Die Hoffnungen der Entsorgungswirtschaft auf eine stärkere Förderung der Kreislaufwirtschaft im neuen Vergaberecht haben sich vorerst nicht erfüllt. Eine Empfehlung des Bundesratsumweltausschusses, wonach bei der Vergabe öffentlicher Aufträge spezifisch umweltbezogene Aspekte wie die Recyclingfähigkeit und der Einsatz von Rezyklaten zu berücksichtigen seien, fand in der Abstimmung der Länderkammer zum Regierungsentwurf des Vergabebeschleunigungsgesetzes am Freitag keine Mehrheit. Allerdings scheiterte auch eine vom Innen- und Finanzausschuss eingebrachte Empfehlung, Anforderungen an die Klimafreundlichkeit bei der öffentlichen Beschaffung zu streichen.
Wie berichtet, hatte das Bundeskabinett Anfang August einen Gesetzentwurf zur Beschleunigung der Vergabe öffentlicher Aufträge beschlossen. Damit soll die öffentliche Beschaffung einfacher, schneller und flexibler werden und so insbesondere die Realisierung dringlicher, vom Sondervermögen Infrastruktur finanzierter Vorhaben unterstützen.

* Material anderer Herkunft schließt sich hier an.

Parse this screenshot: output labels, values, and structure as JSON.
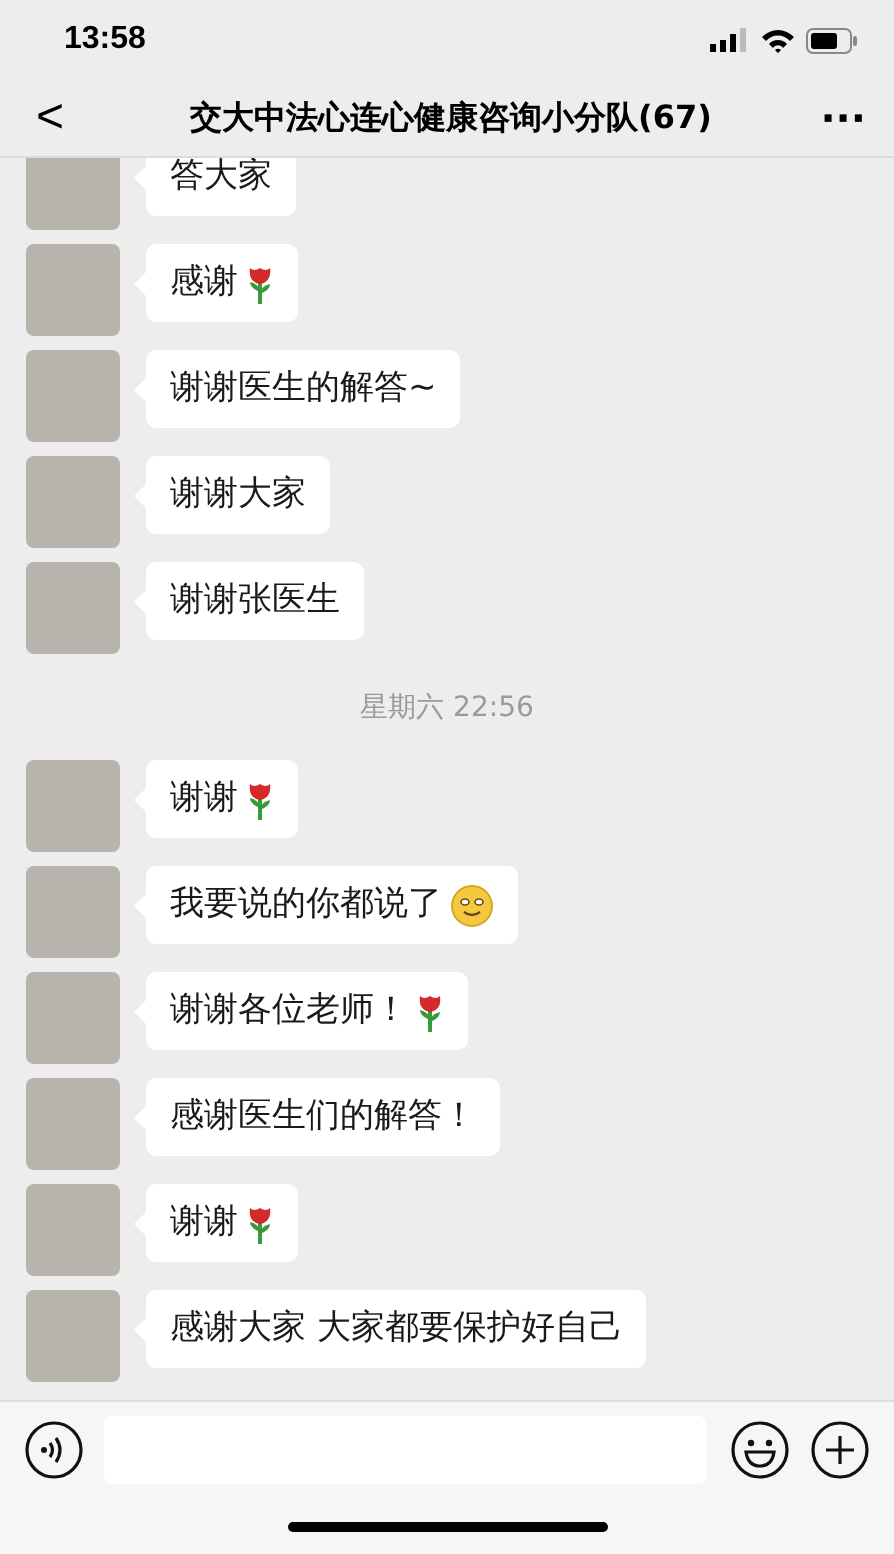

Aus Sicht der Entsorgungswirtschaft setzt der Regierungsentwurf allerdings zu wenige gezielte Anreize für eine Transformation der Wirtschaft hin zu einer echten Kreislaufwirtschaft. Nach der Vorstellung des ersten Referentenentwurfs zur Vergaberechtsnovelle kritisierte der Bundesverband der Entsorgungswirtschaft (BDE) insbesondere die Streichung des ursprünglich geplanten neuen §120a GWB. Dieser war Bestandteil des gescheiterten Vergaberechtstransformationsgesetzes 2024 und sah vor, dass öffentliche Auftraggeber bei der Vergabe von Aufträgen verstärkt auf soziale und umweltbezogene Aspekte achten sollen.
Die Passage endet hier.